Managing Canvas Data with Embulk

robotcars · ‎07-05-2019

Embulk is an open-source bulk data loader that helps data transfer between various databases, storages, file formats, and cloud services. embulk.org github contributors

Simply put, Embulk makes importing gzipped CSV files into any RDBMS* and managing the data and workflow necessary for Canvas Data using command line tools easy, really easy, specifically solving issues we experience working with Canvas Data without fancier tools.

with support for

Linux, OSX, Windows https://github.com/embulk/embulk#quick-start

MySQL, MS SQL Server, Oracle, PostgreSQL, RedShift https://github.com/embulk/embulk-output-jdbc

* Embulk goes beyond SQL, List of Embulk Plugins by Category

and features useful for Canvas Data

Decode gzipped files
The ability to intelligently guess the format and data types of CSV files
Parallel execution of tasks, multi-threading per CPU core, and a task for each batch file
Input CSV Plugin as default Input for Embulk
Filter data with Filter Plugins, https://plugins.embulk.org/#filter
- Add and Remove Columns... deprecated will always be NULL
- Filter rows with SQL like syntax https://github.com/sonots/embulk-filter-row
- Unique, Distinct, JOIN (CSV files)
Output Data to SQL
- Insert, Insert Direct, Replace, Merge, Truncate and Truncate Insert
- Timestamp formatting
- TimeZone conversion from UTC for date time columns
- before_load and after_load, config options to run queries before (truncate) and after import (indexes)
- and more

Embulk uses YAML config files for each task, for Canvas Data this means each input source (table files) and it's output destination (db table) is 1 file.

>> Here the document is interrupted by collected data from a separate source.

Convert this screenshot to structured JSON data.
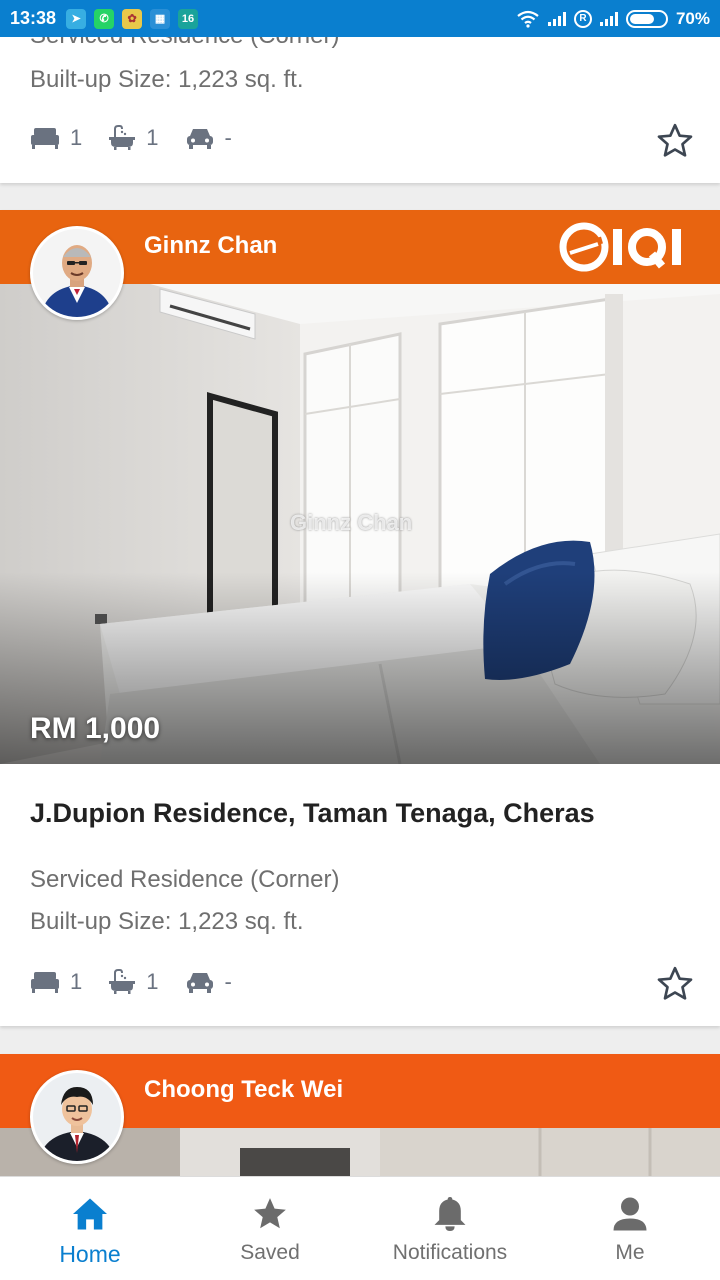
{
  "status_bar": {
    "time": "13:38",
    "battery": "70%",
    "notification_badge": "16",
    "accent_color": "#0a7fcf"
  },
  "listings": [
    {
      "property_type": "Serviced Residence (Corner)",
      "built_up": "Built-up Size: 1,223 sq. ft.",
      "bedrooms": "1",
      "bathrooms": "1",
      "parking": "-"
    },
    {
      "agent_name": "Ginnz Chan",
      "agency_logo": "IQI",
      "watermark": "Ginnz Chan",
      "price": "RM 1,000",
      "title": "J.Dupion Residence, Taman Tenaga, Cheras",
      "property_type": "Serviced Residence (Corner)",
      "built_up": "Built-up Size: 1,223 sq. ft.",
      "bedrooms": "1",
      "bathrooms": "1",
      "parking": "-"
    },
    {
      "agent_name": "Choong Teck Wei"
    }
  ],
  "header_color": "#f05a14",
  "bottom_nav": [
    {
      "label": "Home",
      "icon": "home-icon",
      "active": true
    },
    {
      "label": "Saved",
      "icon": "star-icon",
      "active": false
    },
    {
      "label": "Notifications",
      "icon": "bell-icon",
      "active": false
    },
    {
      "label": "Me",
      "icon": "person-icon",
      "active": false
    }
  ]
}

This includes differences between staging, test and production destinations. I imagine your workflow and setup will be different than mine and many others. You may only need a few tables, or only have one database, or you could simply use Embulk to manage, manipulate, filter and possibly join CSV files to examine with Tableau if that's your thing. For this reason, I have only shared each set of config files for MySQL, MSSQL, Oracle, and PostgreSQL. I have not worked with RedShift.

Our old workflow, requires that we attempt to maintain the newest data from Canvas Data for reporting, attendance, API services and automation, and LTIs. One of our biggest issues is the size of the daily batch without deltas and the growing use of Canvas within our schools and how long importing everything can take, how slow and unnecessary it is to hold 6 years worth of data for this semester, tried different things in SQL and bash to limit the data quickly for the current school year in production, never implement. LTI queries for attendance and submissions are really slow. Then some days the downloaded files are 0 bytes, we must have lost internet, or there was duplicates and the table didn't load, and it takes until 2pm to get everything loaded. Sometimes there's new columns in the table and I forgot to read the release notes and we've truncated the table before importing, and it takes hours to import. And so on.

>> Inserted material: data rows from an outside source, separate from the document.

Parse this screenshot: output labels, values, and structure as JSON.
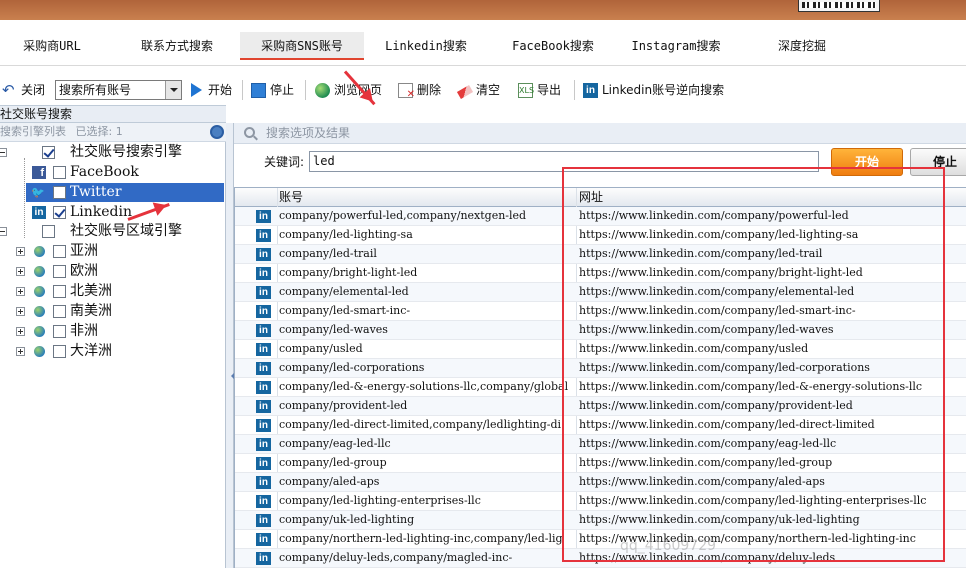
{
  "nav": {
    "tabs": [
      "采购商URL",
      "联系方式搜索",
      "采购商SNS账号",
      "Linkedin搜索",
      "FaceBook搜索",
      "Instagram搜索",
      "深度挖掘"
    ],
    "active_index": 2
  },
  "toolbar": {
    "close": "关闭",
    "select_value": "搜索所有账号",
    "start": "开始",
    "stop": "停止",
    "browse": "浏览网页",
    "delete": "删除",
    "clear": "清空",
    "export": "导出",
    "reverse": "Linkedin账号逆向搜索"
  },
  "left": {
    "panel_title": "社交账号搜索",
    "engine_list_label": "搜索引擎列表",
    "selected_label": "已选择: 1",
    "engine_group": "社交账号搜索引擎",
    "engines": [
      {
        "name": "FaceBook",
        "checked": false,
        "icon": "facebook-icon"
      },
      {
        "name": "Twitter",
        "checked": false,
        "icon": "twitter-icon",
        "selected": true
      },
      {
        "name": "Linkedin",
        "checked": true,
        "icon": "linkedin-icon"
      }
    ],
    "region_group": "社交账号区域引擎",
    "regions": [
      "亚洲",
      "欧洲",
      "北美洲",
      "南美洲",
      "非洲",
      "大洋洲"
    ]
  },
  "right": {
    "section_title": "搜索选项及结果",
    "keyword_label": "关键词:",
    "keyword_value": "led",
    "start_button": "开始",
    "stop_button": "停止",
    "columns": [
      "账号",
      "网址"
    ],
    "rows": [
      {
        "account": "company/powerful-led,company/nextgen-led",
        "url": "https://www.linkedin.com/company/powerful-led"
      },
      {
        "account": "company/led-lighting-sa",
        "url": "https://www.linkedin.com/company/led-lighting-sa"
      },
      {
        "account": "company/led-trail",
        "url": "https://www.linkedin.com/company/led-trail"
      },
      {
        "account": "company/bright-light-led",
        "url": "https://www.linkedin.com/company/bright-light-led"
      },
      {
        "account": "company/elemental-led",
        "url": "https://www.linkedin.com/company/elemental-led"
      },
      {
        "account": "company/led-smart-inc-",
        "url": "https://www.linkedin.com/company/led-smart-inc-"
      },
      {
        "account": "company/led-waves",
        "url": "https://www.linkedin.com/company/led-waves"
      },
      {
        "account": "company/usled",
        "url": "https://www.linkedin.com/company/usled"
      },
      {
        "account": "company/led-corporations",
        "url": "https://www.linkedin.com/company/led-corporations"
      },
      {
        "account": "company/led-&-energy-solutions-llc,company/global",
        "url": "https://www.linkedin.com/company/led-&-energy-solutions-llc"
      },
      {
        "account": "company/provident-led",
        "url": "https://www.linkedin.com/company/provident-led"
      },
      {
        "account": "company/led-direct-limited,company/ledlighting-di",
        "url": "https://www.linkedin.com/company/led-direct-limited"
      },
      {
        "account": "company/eag-led-llc",
        "url": "https://www.linkedin.com/company/eag-led-llc"
      },
      {
        "account": "company/led-group",
        "url": "https://www.linkedin.com/company/led-group"
      },
      {
        "account": "company/aled-aps",
        "url": "https://www.linkedin.com/company/aled-aps"
      },
      {
        "account": "company/led-lighting-enterprises-llc",
        "url": "https://www.linkedin.com/company/led-lighting-enterprises-llc"
      },
      {
        "account": "company/uk-led-lighting",
        "url": "https://www.linkedin.com/company/uk-led-lighting"
      },
      {
        "account": "company/northern-led-lighting-inc,company/led-lig",
        "url": "https://www.linkedin.com/company/northern-led-lighting-inc"
      },
      {
        "account": "company/deluy-leds,company/magled-inc-",
        "url": "https://www.linkedin.com/company/deluy-leds"
      }
    ]
  },
  "watermark": "qq_41609729",
  "colors": {
    "accent": "#e5333c",
    "linkedin": "#1566a0",
    "start": "#ef7d10",
    "selection": "#316ac5"
  }
}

Some of these are human, some of these are manageable.

Our new workflow uses Embulk

Download with Canvas Data CLI, some of that documented here
Import all CD tables using CSV in SQL out to staging environment with Replace mode, this creates temporary tables for the import, if it fails, the previous version is still intact. After successful import, Embulk will drop the old table and run the after_load queries, I use this for enumerable constraints and indexes. I left a lot of examples in the configs.

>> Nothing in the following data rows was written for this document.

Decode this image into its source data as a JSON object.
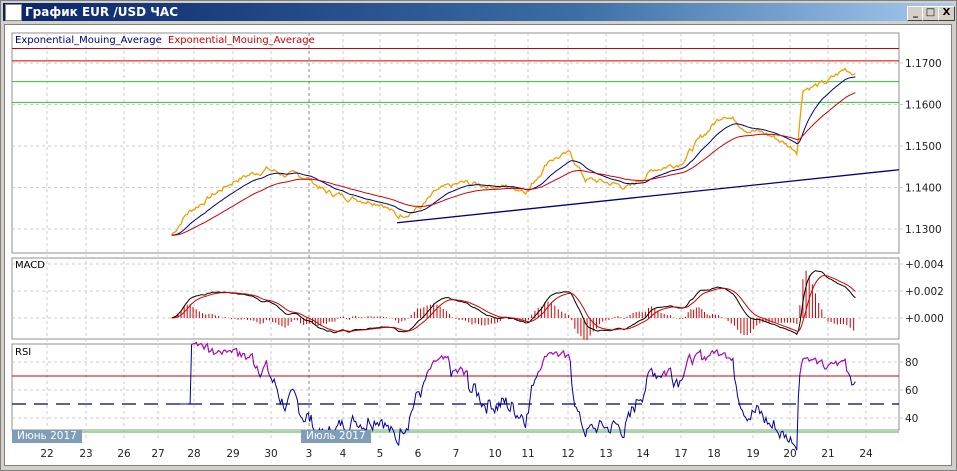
{
  "window": {
    "title": "График EUR /USD  ЧАС",
    "buttons": {
      "minimize": "_",
      "maximize": "□",
      "close": "X"
    }
  },
  "legend": {
    "ema_fast": "Exponential_Mouing_Average",
    "ema_slow": "Exponential_Mouing_Average"
  },
  "panes": {
    "macd_label": "MACD",
    "rsi_label": "RSI"
  },
  "months": [
    "Июнь 2017",
    "Июль 2017"
  ],
  "colors": {
    "price": "#f0a000",
    "ema_fast": "#000080",
    "ema_slow": "#d00000",
    "macd_hist": "#d00000",
    "rsi": "#0000a0",
    "rsi_overbought": "#c000c0",
    "green": "#30c030"
  },
  "chart_data": {
    "type": "line",
    "x_ticks": [
      "22",
      "23",
      "26",
      "27",
      "28",
      "29",
      "30",
      "3",
      "4",
      "5",
      "6",
      "7",
      "10",
      "11",
      "12",
      "13",
      "14",
      "17",
      "18",
      "19",
      "20",
      "21",
      "24"
    ],
    "price_axis": {
      "ticks": [
        "1.1700",
        "1.1600",
        "1.1500",
        "1.1400",
        "1.1300"
      ],
      "values": [
        1.17,
        1.16,
        1.15,
        1.14,
        1.13
      ]
    },
    "macd_axis": {
      "ticks": [
        "+0.004",
        "+0.002",
        "+0.000"
      ],
      "values": [
        0.004,
        0.002,
        0
      ]
    },
    "rsi_axis": {
      "ticks": [
        "80",
        "60",
        "40"
      ],
      "values": [
        80,
        60,
        40
      ]
    },
    "levels": {
      "red": [
        1.1735,
        1.1705
      ],
      "green": [
        1.1655,
        1.1605
      ]
    },
    "rsi_levels": {
      "upper": 70,
      "mid": 50,
      "lower": 30
    },
    "trendline": [
      [
        9.45,
        1.1315
      ],
      [
        22.6,
        1.144
      ]
    ],
    "price_keypoints": [
      [
        3.38,
        1.1285
      ],
      [
        3.77,
        1.1335
      ],
      [
        4.3,
        1.137
      ],
      [
        5.09,
        1.142
      ],
      [
        5.88,
        1.1445
      ],
      [
        6.41,
        1.143
      ],
      [
        6.94,
        1.1425
      ],
      [
        7.47,
        1.139
      ],
      [
        8.26,
        1.1375
      ],
      [
        9.05,
        1.1365
      ],
      [
        9.45,
        1.133
      ],
      [
        10.11,
        1.1355
      ],
      [
        10.5,
        1.139
      ],
      [
        11.16,
        1.141
      ],
      [
        11.95,
        1.1405
      ],
      [
        13.01,
        1.1395
      ],
      [
        13.54,
        1.147
      ],
      [
        14.06,
        1.148
      ],
      [
        14.46,
        1.142
      ],
      [
        15.12,
        1.141
      ],
      [
        15.65,
        1.14
      ],
      [
        16.31,
        1.1445
      ],
      [
        16.97,
        1.146
      ],
      [
        17.63,
        1.152
      ],
      [
        18.28,
        1.158
      ],
      [
        18.81,
        1.1545
      ],
      [
        19.6,
        1.152
      ],
      [
        20.18,
        1.149
      ],
      [
        20.34,
        1.164
      ],
      [
        20.92,
        1.165
      ],
      [
        21.45,
        1.1685
      ],
      [
        21.72,
        1.1675
      ]
    ]
  }
}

The Requests table config uses Insert mode to append the new rows.
I use staging for Tableau reporting. For production, I only need to load the tables necessary for our LTIs and API services. Some of these configs are straight copies of the staging imports, except they point to production. Some of the configs create new tables using SQL in SQL out and importing filtered or composite tables from query results using https://github.com/embulk/embulk-input-jdbc

heres' an example https://github.com/ccsd/canvas-data-embulk-configs/wiki/SQL-in-SQL-out

Using RHEL7, 6 CPUs with 12 cores, and 16GB Ram, Embulk imports 7.9GB of CSVs into >1TB of SQL (no requests) in less than 4.5 hours, depending on which indexes you keep in the configs.